La Navidad había llegado al pequeño pueblo. Allí, donde apenas vivían unas diez familias, los días de las fiestas eran sumamente especiales. Incluso parecía como si mucha más gente habitara en las pocas casas que conformaban el casco.
Gustavo vivía en una casita que estaba al final de la urbanización, si se le puede llamar así. Compartía su casa con su madre viuda y una abuela cascarrabias que no quería a nadie, ni siquiera a su propia hija, con la que siempre estaba discutiendo y peleando.
Cuando se se acercaba la Navidad Gustavo se ponía muy contento porque durante esos días lo dejaban deambular solo por el pueblo; lo que no le gustaba de estas fechas era que su abuela siempre se ponía más insoportable porque no le gustaba que la gente festejara y derrochara el tiempo en comidas grupales y esas cosas. Ella prefería quedarse con su máquina de coser, mirando por la ventana hacia alguna parte que Gustavo no sabía qué era.
Ese año la Navidad se presentaba algo más especial porque unos reyes vendrían a visitarlos. Eran unos viajeros que iban de pueblo en pueblo emulando el viaje de los reyes magos. Gustavo se puso tan contento y tanto se entusiasmó que durante días no pudo pensar en otra cosa.
Pocos días antes de la fecha en la que llegarían estos extraños visitantes comenzó a llover tanto que se inundaron todos los caminos. El pueblo quedó completamente aislado y se suspendieron la mayoría de las fiestas. Gustavo estaba muy triste sobre todo por haberse perdido la oportunidad de conocer a esos reyes que venían de otro sitio.
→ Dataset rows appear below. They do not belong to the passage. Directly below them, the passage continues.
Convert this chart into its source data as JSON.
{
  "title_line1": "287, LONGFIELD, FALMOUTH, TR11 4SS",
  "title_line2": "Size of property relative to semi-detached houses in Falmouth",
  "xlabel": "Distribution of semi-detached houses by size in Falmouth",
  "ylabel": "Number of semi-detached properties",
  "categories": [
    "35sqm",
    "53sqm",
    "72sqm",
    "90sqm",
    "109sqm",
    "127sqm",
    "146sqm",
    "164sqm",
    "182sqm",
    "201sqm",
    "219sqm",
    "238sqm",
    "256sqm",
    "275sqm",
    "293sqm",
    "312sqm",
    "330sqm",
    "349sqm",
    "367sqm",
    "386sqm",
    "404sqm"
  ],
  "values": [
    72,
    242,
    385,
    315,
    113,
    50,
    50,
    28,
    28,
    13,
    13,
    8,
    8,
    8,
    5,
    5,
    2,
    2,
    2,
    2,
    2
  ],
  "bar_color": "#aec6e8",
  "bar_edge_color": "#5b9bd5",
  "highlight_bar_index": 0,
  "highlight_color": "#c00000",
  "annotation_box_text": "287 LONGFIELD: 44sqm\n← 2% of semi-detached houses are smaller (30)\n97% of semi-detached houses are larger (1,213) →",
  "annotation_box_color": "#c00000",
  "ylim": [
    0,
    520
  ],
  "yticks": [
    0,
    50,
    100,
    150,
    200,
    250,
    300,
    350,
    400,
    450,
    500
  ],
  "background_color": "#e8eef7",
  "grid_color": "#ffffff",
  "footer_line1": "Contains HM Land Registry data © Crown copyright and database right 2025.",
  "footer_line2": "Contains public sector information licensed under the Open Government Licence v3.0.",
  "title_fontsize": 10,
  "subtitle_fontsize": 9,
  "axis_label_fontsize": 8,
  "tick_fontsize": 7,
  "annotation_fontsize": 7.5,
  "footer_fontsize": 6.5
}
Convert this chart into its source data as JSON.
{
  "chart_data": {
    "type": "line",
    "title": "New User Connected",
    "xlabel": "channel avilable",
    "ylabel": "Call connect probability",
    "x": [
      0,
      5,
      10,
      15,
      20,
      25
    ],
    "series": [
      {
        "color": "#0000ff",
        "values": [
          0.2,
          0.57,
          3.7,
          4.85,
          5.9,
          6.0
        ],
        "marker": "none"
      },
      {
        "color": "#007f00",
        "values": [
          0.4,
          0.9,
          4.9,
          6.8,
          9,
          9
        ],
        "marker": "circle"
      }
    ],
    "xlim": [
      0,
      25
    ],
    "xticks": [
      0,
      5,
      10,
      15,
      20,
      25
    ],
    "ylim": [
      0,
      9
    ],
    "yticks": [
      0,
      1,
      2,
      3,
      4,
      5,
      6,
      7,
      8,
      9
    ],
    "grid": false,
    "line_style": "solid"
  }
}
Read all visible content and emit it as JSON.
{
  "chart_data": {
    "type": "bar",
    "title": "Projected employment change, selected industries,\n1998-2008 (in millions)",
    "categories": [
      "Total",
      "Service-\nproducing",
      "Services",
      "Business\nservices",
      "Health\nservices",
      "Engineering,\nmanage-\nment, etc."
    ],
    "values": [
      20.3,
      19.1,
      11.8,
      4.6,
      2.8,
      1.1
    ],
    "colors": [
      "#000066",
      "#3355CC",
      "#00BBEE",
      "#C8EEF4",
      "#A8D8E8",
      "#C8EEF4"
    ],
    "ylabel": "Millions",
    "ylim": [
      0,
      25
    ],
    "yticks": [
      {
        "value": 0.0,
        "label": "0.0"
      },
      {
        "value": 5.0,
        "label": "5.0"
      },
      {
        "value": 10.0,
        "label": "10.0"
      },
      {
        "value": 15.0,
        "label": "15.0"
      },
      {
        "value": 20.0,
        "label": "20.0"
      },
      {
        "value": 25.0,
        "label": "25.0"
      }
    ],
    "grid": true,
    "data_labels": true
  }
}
Una tarde mientras estaba tomando la merienda absolutamente absorto en la pared de la cocina de su casa, su abuela dejó la máquina de coser y se le sentó al lado.
-¿Por qué estás tan triste, Gustavo?.
El niño se sorprendió mucho; jamás su abuela se había preocupado por cómo estaba él.
-Es que me gustaría saber cómo es afuera y ellos podrían habérmelo dicho.
-No te preocupes, lo sabrás. Algún día podrás dejar este lugar y viajar a donde quieras, pero, mientras tanto, en vez de quedarte mirando hacia esa pared, podrías hacer como yo, a través de esa ventana verás el campo: ahí afuera es donde se cuece la vida.
El niño se quedó sorprendido por la sabiduría de su abuela y le hizo caso. Desde ese día, pasaba muchas tardes sentado frente a la ventana, observando la línea del horizonte que cada vez se acercaba más y soñando con que un día él también podría ser un rey mago para pasear, de pueblo en pueblo, llevando la alegría a los niños que soñaban con vivir en otra parte.